To accelerate the sophisticated algorithms in Pattern Recognition and its relating areas is another topic involved in my research when I was an undergraduate student. For example, I implemented Spectral Angle Mapping algorithm on NVidia GeForce 560 using CUDA. Compared with its sequeltial conterpart written in C, the total speed up is around 80 times. I also implemented and optimized a parallel edition of Simplex Volume Algorithm using CUDA, yielding a total speedup of more than 300 times to its CPU counterpart.
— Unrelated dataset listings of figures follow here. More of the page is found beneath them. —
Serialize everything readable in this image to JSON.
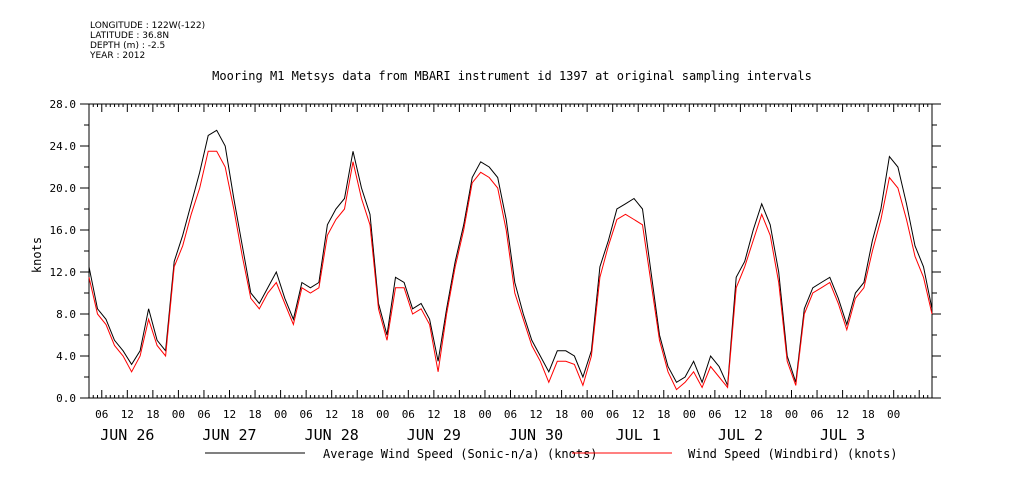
{
  "meta": {
    "longitude": "LONGITUDE : 122W(-122)",
    "latitude": "LATITUDE : 36.8N",
    "depth": "DEPTH (m) : -2.5",
    "year": "YEAR : 2012"
  },
  "chart_data": {
    "type": "line",
    "title": "Mooring M1 Metsys data from MBARI instrument id 1397 at original sampling intervals",
    "xlabel": "",
    "ylabel": "knots",
    "ylim": [
      0,
      28
    ],
    "xlim_hours": [
      0,
      198
    ],
    "x_start": "2012-06-26T03:00",
    "y_ticks": [
      "0.0",
      "4.0",
      "8.0",
      "12.0",
      "16.0",
      "20.0",
      "24.0",
      "28.0"
    ],
    "x_hour_ticks": [
      "06",
      "12",
      "18",
      "00",
      "06",
      "12",
      "18",
      "00",
      "06",
      "12",
      "18",
      "00",
      "06",
      "12",
      "18",
      "00",
      "06",
      "12",
      "18",
      "00",
      "06",
      "12",
      "18",
      "00",
      "06",
      "12",
      "18",
      "00",
      "06",
      "12",
      "18",
      "00"
    ],
    "date_labels": [
      "JUN 26",
      "JUN 27",
      "JUN 28",
      "JUN 29",
      "JUN 30",
      "JUL  1",
      "JUL  2",
      "JUL  3"
    ],
    "grid": false,
    "legend_position": "bottom",
    "series": [
      {
        "name": "Average Wind Speed (Sonic-n/a) (knots)",
        "color": "#000000",
        "x": [
          0,
          2,
          4,
          6,
          8,
          10,
          12,
          14,
          16,
          18,
          20,
          22,
          24,
          26,
          28,
          30,
          32,
          34,
          36,
          38,
          40,
          42,
          44,
          46,
          48,
          50,
          52,
          54,
          56,
          58,
          60,
          62,
          64,
          66,
          68,
          70,
          72,
          74,
          76,
          78,
          80,
          82,
          84,
          86,
          88,
          90,
          92,
          94,
          96,
          98,
          100,
          102,
          104,
          106,
          108,
          110,
          112,
          114,
          116,
          118,
          120,
          122,
          124,
          126,
          128,
          130,
          132,
          134,
          136,
          138,
          140,
          142,
          144,
          146,
          148,
          150,
          152,
          154,
          156,
          158,
          160,
          162,
          164,
          166,
          168,
          170,
          172,
          174,
          176,
          178,
          180,
          182,
          184,
          186,
          188,
          190,
          192,
          194,
          196,
          198
        ],
        "y": [
          12.5,
          8.5,
          7.5,
          5.5,
          4.5,
          3.2,
          4.5,
          8.5,
          5.5,
          4.5,
          13.0,
          15.5,
          18.5,
          21.5,
          25.0,
          25.5,
          24.0,
          19.0,
          14.5,
          10.0,
          9.0,
          10.5,
          12.0,
          9.5,
          7.5,
          11.0,
          10.5,
          11.0,
          16.5,
          18.0,
          19.0,
          23.5,
          20.0,
          17.5,
          9.0,
          6.0,
          11.5,
          11.0,
          8.5,
          9.0,
          7.5,
          3.5,
          8.5,
          13.0,
          16.5,
          21.0,
          22.5,
          22.0,
          21.0,
          17.0,
          11.0,
          8.0,
          5.5,
          4.0,
          2.5,
          4.5,
          4.5,
          4.0,
          2.0,
          4.5,
          12.5,
          15.0,
          18.0,
          18.5,
          19.0,
          18.0,
          12.0,
          6.0,
          3.0,
          1.5,
          2.0,
          3.5,
          1.5,
          4.0,
          3.0,
          1.2,
          11.5,
          13.0,
          16.0,
          18.5,
          16.5,
          12.0,
          4.0,
          1.5,
          8.5,
          10.5,
          11.0,
          11.5,
          9.5,
          7.0,
          10.0,
          11.0,
          15.0,
          18.0,
          23.0,
          22.0,
          18.5,
          14.5,
          12.5,
          8.5
        ]
      },
      {
        "name": "Wind Speed (Windbird) (knots)",
        "color": "#ff0000",
        "x": [
          0,
          2,
          4,
          6,
          8,
          10,
          12,
          14,
          16,
          18,
          20,
          22,
          24,
          26,
          28,
          30,
          32,
          34,
          36,
          38,
          40,
          42,
          44,
          46,
          48,
          50,
          52,
          54,
          56,
          58,
          60,
          62,
          64,
          66,
          68,
          70,
          72,
          74,
          76,
          78,
          80,
          82,
          84,
          86,
          88,
          90,
          92,
          94,
          96,
          98,
          100,
          102,
          104,
          106,
          108,
          110,
          112,
          114,
          116,
          118,
          120,
          122,
          124,
          126,
          128,
          130,
          132,
          134,
          136,
          138,
          140,
          142,
          144,
          146,
          148,
          150,
          152,
          154,
          156,
          158,
          160,
          162,
          164,
          166,
          168,
          170,
          172,
          174,
          176,
          178,
          180,
          182,
          184,
          186,
          188,
          190,
          192,
          194,
          196,
          198
        ],
        "y": [
          11.5,
          8.0,
          7.0,
          5.0,
          4.0,
          2.5,
          4.0,
          7.5,
          5.0,
          4.0,
          12.5,
          14.5,
          17.5,
          20.0,
          23.5,
          23.5,
          22.0,
          18.0,
          13.5,
          9.5,
          8.5,
          10.0,
          11.0,
          9.0,
          7.0,
          10.5,
          10.0,
          10.5,
          15.5,
          17.0,
          18.0,
          22.5,
          19.0,
          16.5,
          8.5,
          5.5,
          10.5,
          10.5,
          8.0,
          8.5,
          7.0,
          2.5,
          8.0,
          12.5,
          16.0,
          20.5,
          21.5,
          21.0,
          20.0,
          16.0,
          10.0,
          7.5,
          5.0,
          3.5,
          1.5,
          3.5,
          3.5,
          3.2,
          1.2,
          4.0,
          11.5,
          14.5,
          17.0,
          17.5,
          17.0,
          16.5,
          11.0,
          5.5,
          2.5,
          0.8,
          1.5,
          2.5,
          1.0,
          3.0,
          2.0,
          1.0,
          10.5,
          12.5,
          15.0,
          17.5,
          15.5,
          11.0,
          3.5,
          1.2,
          8.0,
          10.0,
          10.5,
          11.0,
          9.0,
          6.5,
          9.5,
          10.5,
          14.0,
          17.0,
          21.0,
          20.0,
          17.0,
          13.5,
          11.5,
          8.0
        ]
      }
    ]
  }
}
To compare the acceleration efficiency between different parallel architectures, I built up a 4-node cluster by both Hadoop and MATLAB Distributed Computing Service with my partner Haicheng Qu. 

During my internship in Chinese Academy of Science, Ningbo Institute of Materials Technology and Engineering, I implemented a QR factorization algorithm independently (codeson GPU equipped supercomputers - Shuguang1000. It was quite a happy experience working with the research panel there led by Dr. Jun LI.  

Bachelor's Thesis: A CUDA accelerated version of PCA

In my graduation thesis of my bachelor's degree, I inspected on Principle Component Analysis and its application on hyperspectral image classification. I independently implemented PCA in C and its parallel counterpart in CUDA without using ready-made mathematical libraries. To my best honer  this work is evaluated as the university's excellent graduation thesis.

Master's Thesis: Deep Learning based Hyperspectral Image Feature Extraction and Classification (In processing)

My master's thesis is proposed to focus on two parts. The first is of developing the interpretation of Autoencoder, which is considered more scientifical and statistical related; and the second part is about applying the model into hyperspectral classification, which includes more engineering works such as coding and tuning parameters. I will post the manuscript out on this site after I finish it.

Generally speaking, I like doing research and I think I am suited for it. When I was in secondary school, I was a winner of a series of academic Olympics competitions in Math and Physics. In my first year of university studying, I won a Freshman Foundation for research on heating radiators. All these achievements, regardless of their trivialness, have convinced and encouraged me to continue research in my twenties.